# Verslavingen > Anabolen >  Vraag over creatine??

## Corleone

hai allemaal ik had namelijk 3 weken terug no explode en cell mass gekocht het is een combi van elkaar 1tje neem je voor training een boosterd, en cell mass na de training pre work out maar ik wil meer massa krijgen.
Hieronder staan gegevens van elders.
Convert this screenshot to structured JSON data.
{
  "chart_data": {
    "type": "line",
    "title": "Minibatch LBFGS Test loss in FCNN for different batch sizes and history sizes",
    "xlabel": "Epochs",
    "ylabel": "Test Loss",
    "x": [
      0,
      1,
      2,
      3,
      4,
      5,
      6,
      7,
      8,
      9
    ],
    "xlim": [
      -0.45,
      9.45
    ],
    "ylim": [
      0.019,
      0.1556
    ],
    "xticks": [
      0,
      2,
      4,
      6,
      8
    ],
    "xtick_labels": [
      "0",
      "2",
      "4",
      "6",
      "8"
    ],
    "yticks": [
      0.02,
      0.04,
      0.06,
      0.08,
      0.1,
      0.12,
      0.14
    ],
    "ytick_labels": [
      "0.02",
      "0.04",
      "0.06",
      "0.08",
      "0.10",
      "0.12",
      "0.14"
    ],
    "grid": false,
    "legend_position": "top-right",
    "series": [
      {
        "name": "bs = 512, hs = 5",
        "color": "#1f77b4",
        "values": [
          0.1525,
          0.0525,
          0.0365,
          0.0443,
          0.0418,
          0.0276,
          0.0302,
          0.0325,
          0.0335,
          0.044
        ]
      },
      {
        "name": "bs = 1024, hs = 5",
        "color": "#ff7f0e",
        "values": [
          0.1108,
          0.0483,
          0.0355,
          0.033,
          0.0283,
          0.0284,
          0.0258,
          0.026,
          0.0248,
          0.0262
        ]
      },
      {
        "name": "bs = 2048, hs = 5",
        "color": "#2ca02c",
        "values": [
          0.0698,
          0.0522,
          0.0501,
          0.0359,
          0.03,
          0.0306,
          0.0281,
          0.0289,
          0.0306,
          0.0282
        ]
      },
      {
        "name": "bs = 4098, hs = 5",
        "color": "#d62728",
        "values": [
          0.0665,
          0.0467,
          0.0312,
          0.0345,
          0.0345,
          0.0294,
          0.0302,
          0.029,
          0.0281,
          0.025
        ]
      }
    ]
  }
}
en wat zwaarder worden dus had gehoord over een product dat cell tech heet van muscletech die heb ik besteld 3 kg pot heb hem binnen,
dus de vraag is ik zit nou precies 3 weken die cell mass en no explode te gebruiken, kan ik dus omschakelen naar cell tech? omdatje wat massa krijgt wil ik hem nu gebruiken voor de zomer

En dat ik dus no explode dan neem voor training en cell tech na trainign in plaats van cell mass hoeveel weken mag ik hem dan nog gebruiken eigenlijk de cell tech zit nu 3 weken aan die creatine cel mass ?

----------


## Luuss0404

Ik heb hier geen verstand van, dus ik hoop dat iemand anders reageert...
En voor wat massa voor de zomer lijkt het me belangrijk het hele jaar door te trainen en goed/gezond te eten  :Roll Eyes (Sarcastic):

----------